Wednesday 25 April 2012

Cease an sekkle

 

Althea and Donna, some time ago.


Yesterday my five year old daughter spent evening conversing with me, her mother and her baby sister in an eerily accurate Lancastrian accent. I prevailed upon her to desist, as I found this ability both unnerving and irritating, but she refused to so do.

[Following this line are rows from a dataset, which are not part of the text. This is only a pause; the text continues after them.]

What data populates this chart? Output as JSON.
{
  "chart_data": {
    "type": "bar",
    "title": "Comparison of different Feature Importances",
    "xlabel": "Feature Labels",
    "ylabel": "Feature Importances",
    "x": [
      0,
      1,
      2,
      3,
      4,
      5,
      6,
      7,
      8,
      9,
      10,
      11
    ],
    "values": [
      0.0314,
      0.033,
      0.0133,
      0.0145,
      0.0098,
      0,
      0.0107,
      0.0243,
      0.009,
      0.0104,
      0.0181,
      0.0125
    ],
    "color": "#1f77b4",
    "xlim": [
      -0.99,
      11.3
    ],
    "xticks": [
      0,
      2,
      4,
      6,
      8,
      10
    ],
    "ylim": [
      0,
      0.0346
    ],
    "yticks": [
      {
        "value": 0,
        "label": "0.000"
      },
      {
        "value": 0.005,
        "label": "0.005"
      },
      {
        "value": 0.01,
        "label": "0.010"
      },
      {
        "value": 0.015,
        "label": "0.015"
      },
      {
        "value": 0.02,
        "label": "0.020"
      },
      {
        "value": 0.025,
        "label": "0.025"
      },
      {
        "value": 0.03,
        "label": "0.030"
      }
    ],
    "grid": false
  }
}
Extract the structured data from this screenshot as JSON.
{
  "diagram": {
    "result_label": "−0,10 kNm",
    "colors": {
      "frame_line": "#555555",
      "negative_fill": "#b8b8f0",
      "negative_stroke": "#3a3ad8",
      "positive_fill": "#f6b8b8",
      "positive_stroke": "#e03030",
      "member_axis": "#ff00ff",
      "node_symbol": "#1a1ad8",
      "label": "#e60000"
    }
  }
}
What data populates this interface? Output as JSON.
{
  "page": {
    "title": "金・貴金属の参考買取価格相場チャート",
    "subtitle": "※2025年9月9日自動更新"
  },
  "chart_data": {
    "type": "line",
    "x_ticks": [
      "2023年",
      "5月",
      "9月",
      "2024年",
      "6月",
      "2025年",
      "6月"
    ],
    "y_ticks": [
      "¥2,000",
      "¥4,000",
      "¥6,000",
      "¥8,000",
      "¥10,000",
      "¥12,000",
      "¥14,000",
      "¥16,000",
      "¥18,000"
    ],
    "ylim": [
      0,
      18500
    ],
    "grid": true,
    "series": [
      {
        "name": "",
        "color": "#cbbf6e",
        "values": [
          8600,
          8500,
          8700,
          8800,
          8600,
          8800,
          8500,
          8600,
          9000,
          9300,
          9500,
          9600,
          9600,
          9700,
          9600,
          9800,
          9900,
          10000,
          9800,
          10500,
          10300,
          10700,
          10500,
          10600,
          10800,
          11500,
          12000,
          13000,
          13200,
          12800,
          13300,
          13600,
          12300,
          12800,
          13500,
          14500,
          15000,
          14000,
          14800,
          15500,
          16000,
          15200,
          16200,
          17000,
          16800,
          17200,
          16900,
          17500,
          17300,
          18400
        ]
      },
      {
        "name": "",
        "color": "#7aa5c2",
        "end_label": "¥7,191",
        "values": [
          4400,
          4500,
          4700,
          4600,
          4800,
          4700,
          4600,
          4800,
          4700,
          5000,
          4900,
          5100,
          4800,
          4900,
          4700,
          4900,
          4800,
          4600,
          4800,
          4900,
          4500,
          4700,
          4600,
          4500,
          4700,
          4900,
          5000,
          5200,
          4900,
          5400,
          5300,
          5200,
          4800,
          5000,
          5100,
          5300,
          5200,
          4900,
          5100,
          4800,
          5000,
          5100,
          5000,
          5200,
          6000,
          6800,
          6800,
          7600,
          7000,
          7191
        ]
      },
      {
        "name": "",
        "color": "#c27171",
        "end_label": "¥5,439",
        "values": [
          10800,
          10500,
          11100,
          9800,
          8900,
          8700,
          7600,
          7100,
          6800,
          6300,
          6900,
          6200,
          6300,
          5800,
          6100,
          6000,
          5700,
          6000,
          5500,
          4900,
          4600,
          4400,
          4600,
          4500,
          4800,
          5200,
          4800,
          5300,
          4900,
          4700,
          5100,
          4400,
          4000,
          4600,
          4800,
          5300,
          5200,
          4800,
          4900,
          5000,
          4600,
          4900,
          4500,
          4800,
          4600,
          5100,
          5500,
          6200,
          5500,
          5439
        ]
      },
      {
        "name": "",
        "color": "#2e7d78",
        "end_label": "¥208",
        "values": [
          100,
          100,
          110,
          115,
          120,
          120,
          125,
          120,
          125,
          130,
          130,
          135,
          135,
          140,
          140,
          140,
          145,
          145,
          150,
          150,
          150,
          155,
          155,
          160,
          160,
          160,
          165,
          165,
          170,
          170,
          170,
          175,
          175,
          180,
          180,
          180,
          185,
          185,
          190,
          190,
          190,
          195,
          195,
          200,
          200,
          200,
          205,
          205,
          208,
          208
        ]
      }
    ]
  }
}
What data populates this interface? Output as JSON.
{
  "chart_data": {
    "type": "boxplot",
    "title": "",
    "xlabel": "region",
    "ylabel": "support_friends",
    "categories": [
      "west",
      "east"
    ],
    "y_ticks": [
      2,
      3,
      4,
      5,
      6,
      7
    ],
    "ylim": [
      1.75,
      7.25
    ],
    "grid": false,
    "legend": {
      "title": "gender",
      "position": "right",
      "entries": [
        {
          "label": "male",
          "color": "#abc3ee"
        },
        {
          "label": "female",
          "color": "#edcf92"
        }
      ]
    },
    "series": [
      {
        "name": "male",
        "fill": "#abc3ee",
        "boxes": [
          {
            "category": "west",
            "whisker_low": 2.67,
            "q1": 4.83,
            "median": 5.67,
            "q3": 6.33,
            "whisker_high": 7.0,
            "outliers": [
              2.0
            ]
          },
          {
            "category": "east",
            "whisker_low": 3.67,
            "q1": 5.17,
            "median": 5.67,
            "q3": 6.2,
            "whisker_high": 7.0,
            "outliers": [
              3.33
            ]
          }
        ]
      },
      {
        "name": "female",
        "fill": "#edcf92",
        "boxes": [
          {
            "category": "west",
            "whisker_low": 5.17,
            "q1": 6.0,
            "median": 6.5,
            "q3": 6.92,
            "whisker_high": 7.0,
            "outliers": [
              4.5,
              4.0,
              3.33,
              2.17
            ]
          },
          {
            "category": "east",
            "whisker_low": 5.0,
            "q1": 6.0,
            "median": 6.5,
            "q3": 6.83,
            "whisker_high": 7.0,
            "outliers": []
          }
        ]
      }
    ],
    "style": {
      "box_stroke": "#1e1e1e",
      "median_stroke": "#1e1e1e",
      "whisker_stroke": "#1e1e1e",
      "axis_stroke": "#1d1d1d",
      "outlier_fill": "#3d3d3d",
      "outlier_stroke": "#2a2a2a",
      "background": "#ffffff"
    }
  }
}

It seems that she has taken this vocal tic from a televisual strand entitled "Fifi and the Flowertots", in which the eponymous lead character speaks in such a manner.

Armed with this information, I threatened to take her to her South London primary school the next day and converse with her friends and teachers using the distinctive argot and vocal inflections of another televisual favourite of hers, to whit: "Rastamouse". This seems to have done the trick.

Have others been forced to adopt such measures in order to make their children "cease an sekkle"?

To continue on a Jamaican "tip", if you will; later in the evening, I was myself engaged in television viewing, to whit the British Broadcasting Corporation's "Sounds of the Seventies" strand, when I was suddenly presented with a vision of Caribbean loveliness in the form of a popular singing duo with the moniker of "Althea and Donna", performing a disc which they had cut which featured almost impenetrable lyrical content.

However, I was stirred in a very visceral manner, partly by the heavy, insistent skanking beat, but mainly by the delicious lady wearing glasses, whom I take to be "Donna". So moved was I by her beauty that I began to get jiggy wi' mi ding a ling, cum in mi pants an ting...

However, my beatific state was disturbed by Mrs. Tampon entering the room, getting duppy pon mi head and shouting for somebody called "Ross Clart".

Have others ever been rumbled during a spot of uptown top wanking?